Alors que l’Europe réfléchit à la révision du contrôle des institutions financières à la suite des manquements majeurs révélés par la crise actuelle, la Banque centrale européenne a réitéré son appel à l’extension de sa fonction de supervision.
Dans un discours prononcé hier (12 février) devant le Parlement européen, Lorenzo Bini-Smaghi, membre du directoire de la BCE, a appelé à ce que la banque centrale se voit confier des pouvoirs de macrosurveillance des marchés en général et jusqu’à un certain point, de microsurveillance d’un certain nombre institutions transfrontalières.
L’idée d’un organe de macrosurveillance dans l’eurozone fait de plus en plus d’adeptes, le système actuel, fondé sur un patchwork d’institutions nationales, se révélant incapable de prévoir un krach massif. Même le sommet du G20 d’avril prochain, qui aura lieu à Londres, devrait débattre de la possibilité d’une super autorité mondiale en charge du contrôle des marchés financiers mondiaux.

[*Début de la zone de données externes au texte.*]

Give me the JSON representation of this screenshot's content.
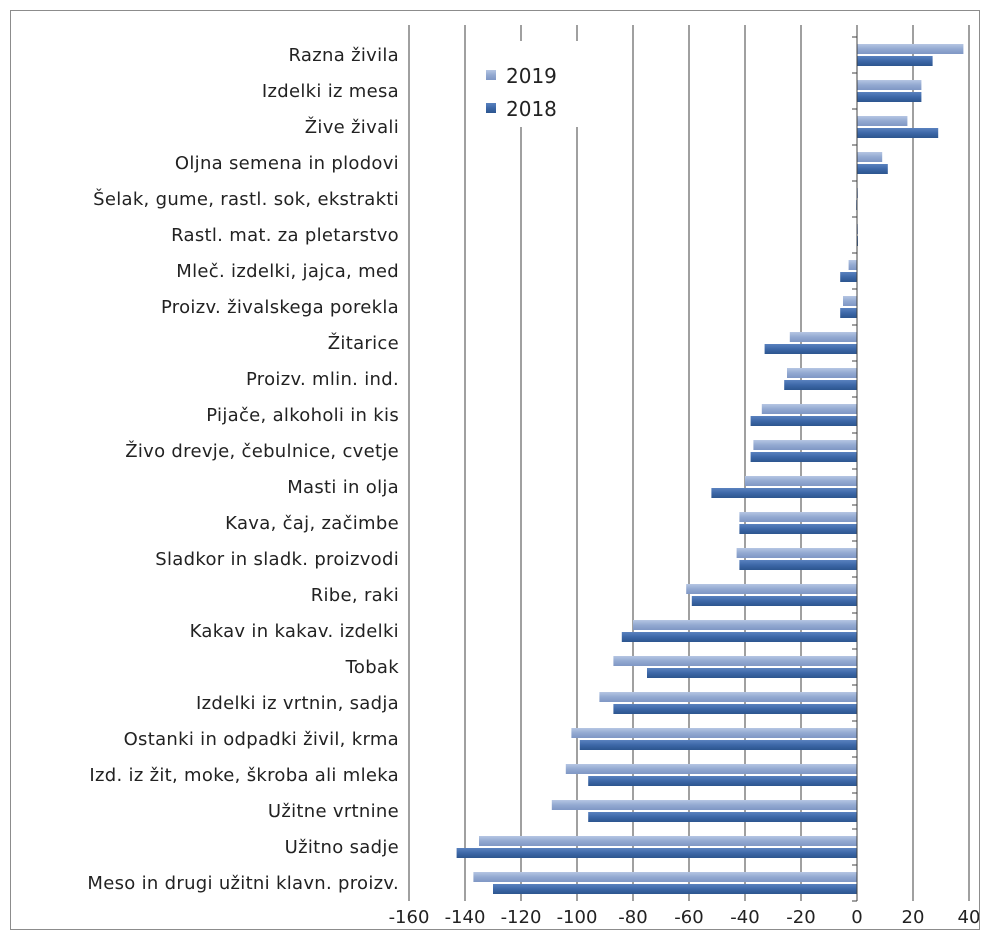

Interrogé sur le montant d’actifs toxiques en possession des banques européens, M. Bini-Smaghi a fait remarquer qu’actuellement, la BCE recueille des informations en provenance des marchés et de diverses institutions, mais il n’y a aucun moyen d’avoir des détails précis à ce propos ; c’est pourquoi il ne peut se prononcer sur la question.
La BCE pourrait jouer un rôle central. En effet, le groupe de haut niveau de M. Larosière pourrait proposer cette option dans son rapport très attendu sur la révision du système financier, qui devrait être publié le 25 février. Les experts considèrent que les seules autres options envisageables sont de créer un nouvel organe ou de renforcer les comités de supervision déjà existants (CECB, CECAPP et CERVM).
Si la BCE doit conduire une macrosurveillance, elle devra participer aux collèges de superviseurs compétents des principaux groupes bancaires, a indiqué M. Bini-Smaghi. Les traités de l’UE devraient également être modifiés pour permettre au secteur bancaire de superviser des groupes d’assurance, a-t-il ajouté, ce qui n’est pas envisagé pour le moment. Selon M. Bini-Smaghi, cette modification peut être rapidement effectuée. Il n’a y pas besoin de suivre les procédures habituelles pour modifier le traité, a-t-il laissé entendre.
M. Bini-Smaghi a également une idée claire de la microsupervision, ou encore de la surveillance des banques et des assurances transfrontalières.
Pour l’instant, une société bancaire comme Santander, dont le siège est en Espagne et qui a des filiales dans dix autres Etats de l’UE, est contrôlée par les autorités de chaque pays où elle a des activités. La surveillance du superviseur espagnol devrait être plus globale, mais les objections nationales et des questions juridiques compliquent la situation en pratique, d’où une surveillance médiocre et des risques plus importants.
Pour remédier à ce manquement, la BCE a proposé de renforcer son rôle, car la surveillance micro et macro-prudentielle doivent être rapprochées, selon M. Bini-Smaghi. La tâche devrait être conduite par un organe proche de la BCE ou par le Système européen de banques centrales qui inclut tous les Etats membres, a-t-il relevé.
Toutefois, l’industrie semble s’opposer fortement à l’idée d’une autorité centralisée. Des Etats membres clés, tels que l’Allemagne et le Royaume-Uni, se sont opposés à de nombreux aspects de l’approche. Le directoire de la BCE est également divisé. La Commission actuelle, quant à elle, ne s’est que rarement montrée prête à accepter des projets si audacieux.